Religion
- Affiliation: Hinduism
- District: Karimnagar
- Deity: Sri Sanghameshwara swamy (Shiva) Parvathi Devi (Parvati)

Location
- Location: Vilasagar
- State: Telangana
- Country: India
- Interactive map of Sri Sri Sri Trilinga Sanghameshwara Swamy Devalayam
- Coordinates: 18°32′13″N 79°01′27″E﻿ / ﻿18.53694°N 79.02417°E

Architecture
- Type: Kakathiya

Website
- Sanghameshwara Temple

= Trilinga Sanghameshwara Temple =

Sri Sri Sri Trilinga Sanghameshwara Swamy Devalayam is located in Vilasagar village of Karimnagar district
in the state of Telangana, India. It is one of the unique ancient Shiva temples where three linga's
in three inner sanctums (garbha gruha) in one temple facing east, north and south. Sri Trilinga
Sanghameshwara swamy temple is situated 23 kilometers from Karimnagar town and 12 kilometers from
Vemulawada known as “southern kasi”.

==History==

Sri Sri Sri Trilinga Sanghameshwara Swamy Devalayam was constructed during the period of Kakatiya king Prola II (1115-1157 AD). The temple entrance from porch (Pravesha Mandapam), there are
three inner sanctums (Garbha gruha) with three Antharaalam in three sides of Mukha Mandapam.
The dimensions of each Antharaalam and inner sanctums (Garbha gruha) are identical
8 feet 8 inches and 8 feet. Mukha Mandapam dimensions are 24 feet and 24 feet.
Three Shiva lingas are identically same in three inner sanctums which are 5 feet 5 inch height
(paanipattam and Linga). Goddess Sri Parvathi Devi on the left-hand side and Sri Lakshmi Ganapathi
located on the right-hand side in Mukha Mandapam. On each inner sanctum (garbha gruha) Shikharam is constructed in stepped pyramidal form which has ten steps for each. Kalasham is constructed on the
top of each Shikharam which reminds Karnataka Kadamba temple structure. It is also identical to the
Padmakshi temple located in Hanmakonda of Warangal district which is constructed in the name of
“Mailamma” wife of minister “Bethana” during the period of Prola II
according to the Archaeology Department.

==HariHara Kshethram==

Sri Sri Sri Trilinga Sanghameshwara Swamy Devalayam is one of “HariHara Kshetram” for being Sri SeethaRamachandra Swamy Temple in the main Temple complex. Both Shivate & Vaishnavate festivals were celebrated by thousands of devotees. Mahasivarathri Jathara is a major and notified festival in this Devasthanam and Sreerama Navami is the 2nd major festival in this temple. On Mahasivarathri festival day, Maha Lingarchana & Lingodbhavakala Mahanyasa Purvaka Eakadasha Rudrabhishekam would be performed according to Smartha Agama Shasthra. On the next day of Mahasivarathri Shiva Kalyana mahothsavam and Annadanam organized by the committee and youth organizations. Sri Hanuman Jayanthi, Sri Ganesh Navarathri, Sri Devi Navarathrotsavams, Sravana Masotsavam, Kartheeka Masotsavam, Sri Geetha Jayanthi are the other major festivals celebrated by devotees.

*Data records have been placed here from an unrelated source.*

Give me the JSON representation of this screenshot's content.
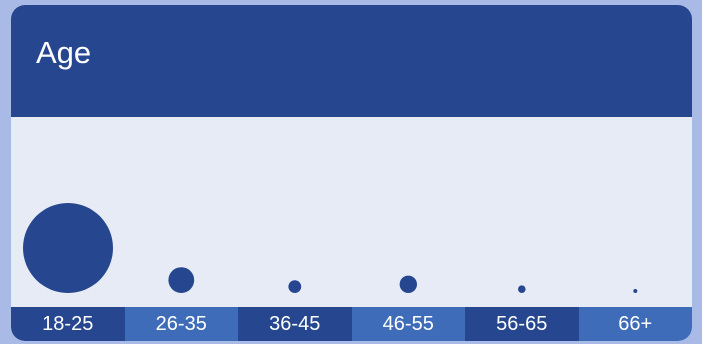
{
  "header": {
    "title": "Age"
  },
  "colors": {
    "page_background": "#a9bae6",
    "header": "#26478f",
    "chart_background": "#e7ebf5",
    "bubble": "#26478f",
    "axis_dark": "#26478f",
    "axis_light": "#3e6cb8",
    "label": "#ffffff"
  },
  "chart_data": {
    "type": "scatter",
    "title": "Age",
    "categories": [
      "18-25",
      "26-35",
      "36-45",
      "46-55",
      "56-65",
      "66+"
    ],
    "values": [
      100,
      8.2,
      2.0,
      3.7,
      0.7,
      0.2
    ],
    "encoding": "bubble area proportional to value",
    "xlabel": "",
    "ylabel": "",
    "grid": false,
    "legend": "none"
  }
}
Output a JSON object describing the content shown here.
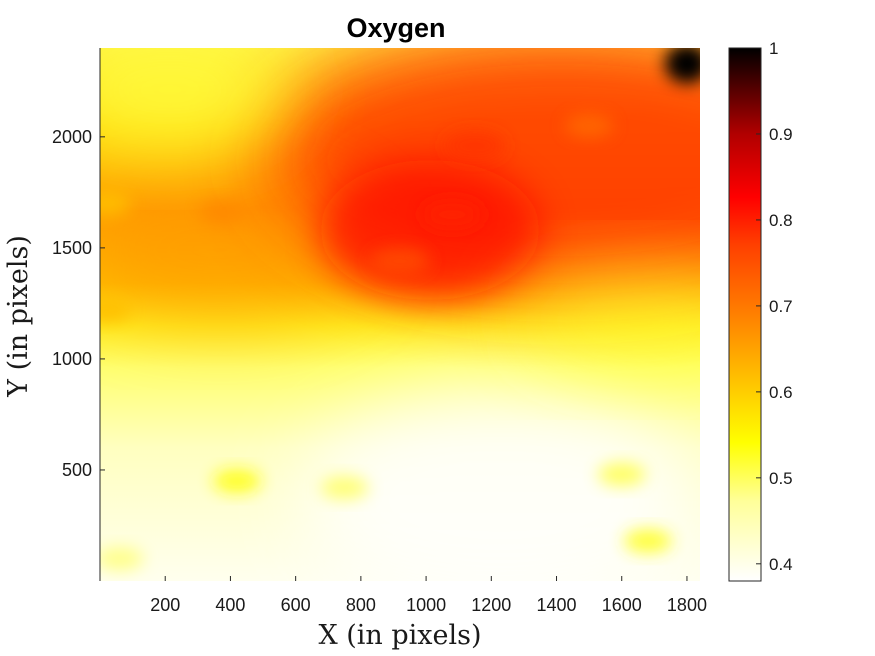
{
  "chart_data": {
    "type": "heatmap",
    "title": "Oxygen",
    "xlabel": "X (in pixels)",
    "ylabel": "Y (in pixels)",
    "xlim": [
      0,
      1840
    ],
    "ylim": [
      0,
      2400
    ],
    "x_ticks": [
      200,
      400,
      600,
      800,
      1000,
      1200,
      1400,
      1600,
      1800
    ],
    "x_tick_labels": [
      "200",
      "400",
      "600",
      "800",
      "1000",
      "1200",
      "1400",
      "1600",
      "1800"
    ],
    "y_ticks": [
      500,
      1000,
      1500,
      2000
    ],
    "y_tick_labels": [
      "500",
      "1000",
      "1500",
      "2000"
    ],
    "colormap": "hot (reversed)",
    "colorbar": {
      "range": [
        0.38,
        1.0
      ],
      "ticks": [
        0.4,
        0.5,
        0.6,
        0.7,
        0.8,
        0.9,
        1.0
      ],
      "tick_labels": [
        "0.4",
        "0.5",
        "0.6",
        "0.7",
        "0.8",
        "0.9",
        "1"
      ]
    },
    "grid": false,
    "hotspots": [
      {
        "x": 1800,
        "y": 2330,
        "value": 1.0
      },
      {
        "x": 1080,
        "y": 1650,
        "value": 0.8
      },
      {
        "x": 1150,
        "y": 1960,
        "value": 0.78
      },
      {
        "x": 920,
        "y": 1440,
        "value": 0.76
      },
      {
        "x": 1500,
        "y": 2050,
        "value": 0.72
      },
      {
        "x": 380,
        "y": 1660,
        "value": 0.68
      },
      {
        "x": 20,
        "y": 1700,
        "value": 0.62
      },
      {
        "x": 20,
        "y": 1220,
        "value": 0.62
      },
      {
        "x": 420,
        "y": 450,
        "value": 0.53
      },
      {
        "x": 1680,
        "y": 180,
        "value": 0.52
      },
      {
        "x": 1600,
        "y": 480,
        "value": 0.5
      },
      {
        "x": 60,
        "y": 100,
        "value": 0.48
      },
      {
        "x": 750,
        "y": 420,
        "value": 0.49
      }
    ]
  }
}
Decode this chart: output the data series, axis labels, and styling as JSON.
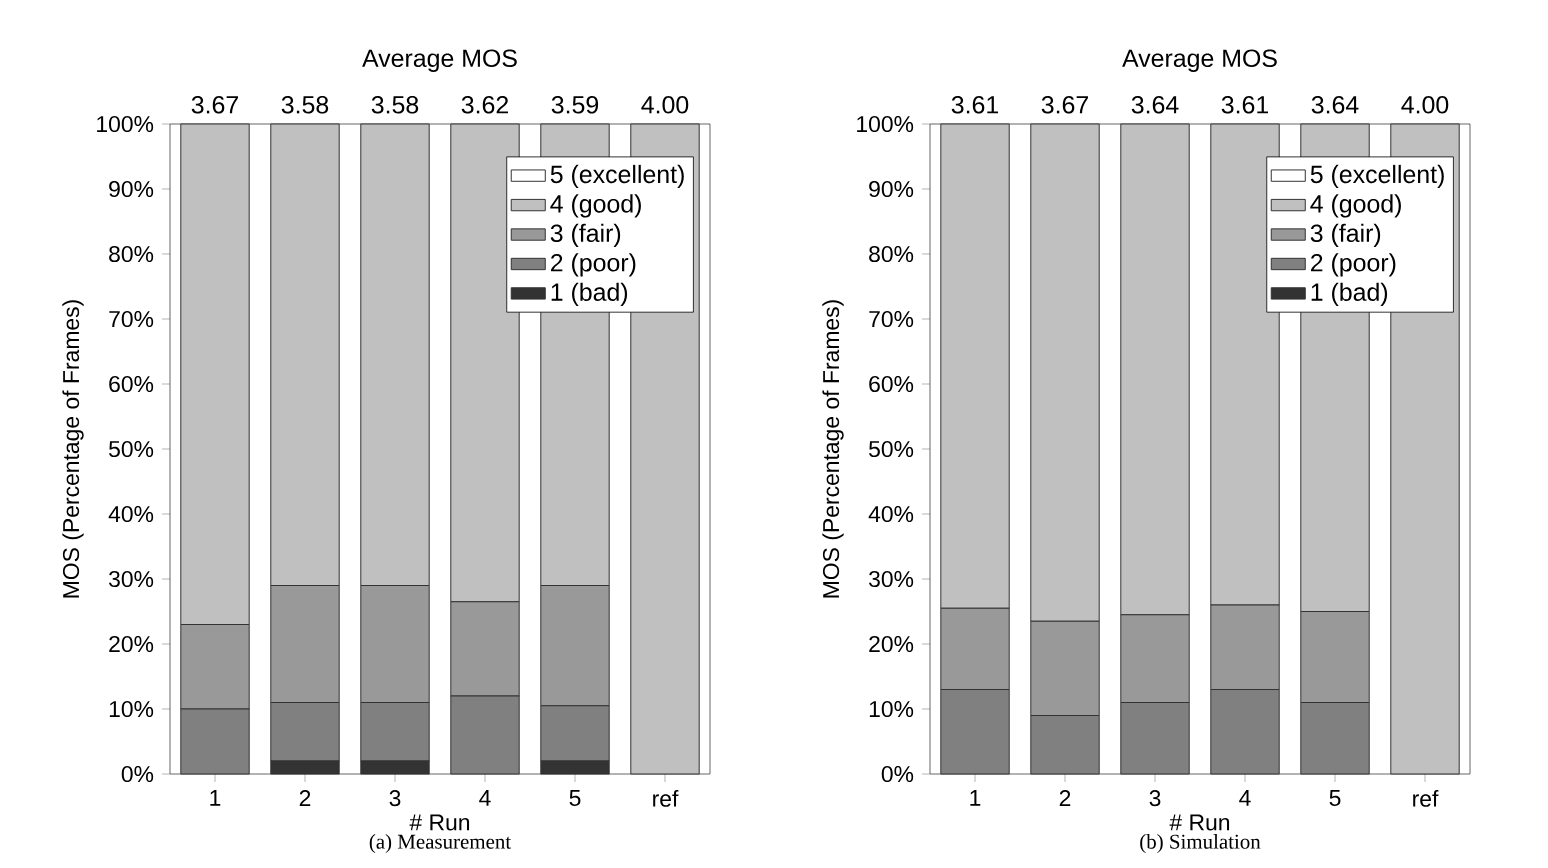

==Sri SeethaRamachandra Swamy Temple==

Sri SeethaRamachandra Swamy Temple located North-West side of Sri Trilinga Sanghameshwara swamy temple. Sri SeethaRamachandra Swamy Temple Re-open ceremony was inaugurated by "Sri Sri Sri Thridhandi Chinna Jeeyar Swamy". At the time of inauguration Chinna Jeeyar Swamy told “I have seen many SeethaRamachandra Swamy Temples allover but in this temple idol (Vigraham) of SeethaRamachandra Swamy is attractive and mahimanvitham after Bhadhrachalam temple idol (Vigraham)”. On the day of Sreerama Navami Sri SeethaRamachandra swamy Kalyanam celebrated by thousands of devotees and Annadanam program will be organized every year.